Even Jerry, the Roan Horse has been there this week for me. I have adorned him with a few select perennial bulbs and the power of his spirit was so great I could feel the pressure on my chest. He is still in my heart and just over my right shoulder. I do miss the hugs of him, but I hug his jar and smell his hair and just wait. And here he comes flooding me with his powers. What a private but powerful relationship we have. I am grateful.

This is naked stuff, this blog. But life and the pressures of life can weigh you down… at least once in a while. Life does have to get heavy sometimes. It did for me this past week. My Mom used to tell me that if life didn’t stress me sometimes then how would I know when life was good? The wisdom of that woman. And so I have grown enough in my trust and faith and support to be this naked out there….. for the whole world to see. Wow. I have come a very long way in such a short time.

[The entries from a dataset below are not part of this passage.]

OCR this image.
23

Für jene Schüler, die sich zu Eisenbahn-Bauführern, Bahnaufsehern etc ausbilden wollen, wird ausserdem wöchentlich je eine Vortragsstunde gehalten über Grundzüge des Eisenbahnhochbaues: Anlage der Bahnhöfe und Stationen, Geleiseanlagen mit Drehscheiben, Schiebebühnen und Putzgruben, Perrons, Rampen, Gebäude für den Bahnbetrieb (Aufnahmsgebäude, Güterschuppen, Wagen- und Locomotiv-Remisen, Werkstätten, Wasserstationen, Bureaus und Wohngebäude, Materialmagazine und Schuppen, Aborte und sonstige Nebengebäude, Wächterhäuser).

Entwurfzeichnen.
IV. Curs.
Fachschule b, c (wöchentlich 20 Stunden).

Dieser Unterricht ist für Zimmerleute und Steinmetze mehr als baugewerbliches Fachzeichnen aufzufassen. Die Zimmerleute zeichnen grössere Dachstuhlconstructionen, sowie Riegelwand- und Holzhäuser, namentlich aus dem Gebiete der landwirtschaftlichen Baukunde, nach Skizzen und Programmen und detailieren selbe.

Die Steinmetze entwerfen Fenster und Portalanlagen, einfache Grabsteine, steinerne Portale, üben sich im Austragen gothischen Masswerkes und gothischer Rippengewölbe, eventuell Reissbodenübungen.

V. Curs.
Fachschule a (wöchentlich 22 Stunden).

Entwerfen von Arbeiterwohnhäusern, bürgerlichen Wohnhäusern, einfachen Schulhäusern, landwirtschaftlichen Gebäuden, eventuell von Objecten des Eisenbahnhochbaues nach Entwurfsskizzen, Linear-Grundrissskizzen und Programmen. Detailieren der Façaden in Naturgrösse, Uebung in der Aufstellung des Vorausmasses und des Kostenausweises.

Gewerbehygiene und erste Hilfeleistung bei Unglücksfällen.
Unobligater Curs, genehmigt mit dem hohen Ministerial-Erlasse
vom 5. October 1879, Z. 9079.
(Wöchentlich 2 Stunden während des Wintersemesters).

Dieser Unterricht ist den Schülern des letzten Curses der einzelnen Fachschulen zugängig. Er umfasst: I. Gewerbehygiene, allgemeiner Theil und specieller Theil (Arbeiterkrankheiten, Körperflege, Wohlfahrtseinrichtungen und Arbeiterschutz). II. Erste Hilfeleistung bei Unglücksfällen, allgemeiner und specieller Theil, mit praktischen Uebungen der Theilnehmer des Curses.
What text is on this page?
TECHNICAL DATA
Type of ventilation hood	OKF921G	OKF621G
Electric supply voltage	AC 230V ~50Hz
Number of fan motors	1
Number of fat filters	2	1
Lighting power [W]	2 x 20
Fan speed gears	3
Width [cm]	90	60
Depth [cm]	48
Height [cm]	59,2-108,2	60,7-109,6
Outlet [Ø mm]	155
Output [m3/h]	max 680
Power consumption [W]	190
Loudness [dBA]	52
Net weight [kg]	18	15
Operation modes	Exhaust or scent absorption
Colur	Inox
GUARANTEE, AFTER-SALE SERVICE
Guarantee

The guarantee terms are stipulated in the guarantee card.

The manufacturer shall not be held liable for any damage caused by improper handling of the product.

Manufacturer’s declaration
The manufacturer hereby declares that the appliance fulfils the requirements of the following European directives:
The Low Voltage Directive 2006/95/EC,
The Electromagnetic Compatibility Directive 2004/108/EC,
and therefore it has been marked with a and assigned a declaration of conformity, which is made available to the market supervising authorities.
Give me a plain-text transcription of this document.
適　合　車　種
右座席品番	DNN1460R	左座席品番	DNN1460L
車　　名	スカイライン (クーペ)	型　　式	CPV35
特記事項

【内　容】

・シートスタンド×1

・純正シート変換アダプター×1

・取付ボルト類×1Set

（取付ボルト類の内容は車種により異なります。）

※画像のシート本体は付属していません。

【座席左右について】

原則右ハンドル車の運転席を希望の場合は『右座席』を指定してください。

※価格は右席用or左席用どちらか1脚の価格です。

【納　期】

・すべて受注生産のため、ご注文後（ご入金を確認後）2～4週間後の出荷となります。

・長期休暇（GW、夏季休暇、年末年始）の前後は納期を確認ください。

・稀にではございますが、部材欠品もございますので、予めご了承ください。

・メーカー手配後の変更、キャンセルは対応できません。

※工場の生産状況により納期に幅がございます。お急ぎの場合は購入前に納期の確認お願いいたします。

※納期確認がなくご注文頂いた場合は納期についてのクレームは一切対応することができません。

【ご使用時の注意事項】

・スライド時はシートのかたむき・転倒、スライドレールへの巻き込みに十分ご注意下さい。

Pastor Jean once asked me if maybe Andy Durco had given me this “making a difference” challenge that set off Refuge Farms just so Sandy Gilbert could find her soul. I pooh-pooh’d her. That is way too selfish of a mission to me. But I will be the first one to tell you that Refuge Farms is here so that Sandy Gilbert is able to be one of the many that finds their soul in the spirits of these horses and these caretakers. Now, that I’ll buy in to and agree with whole-heartedly. I know of which I speak and I am willing to share them. There is “Magic” here. It’s all around you. Just waiting to envelope you when you least expect it. And even when you most need it.

Blessings to all of you for caring and giving and supporting! I truly have healed from all of you and am traveling back to the center of my being…. as soon as I stop spinning!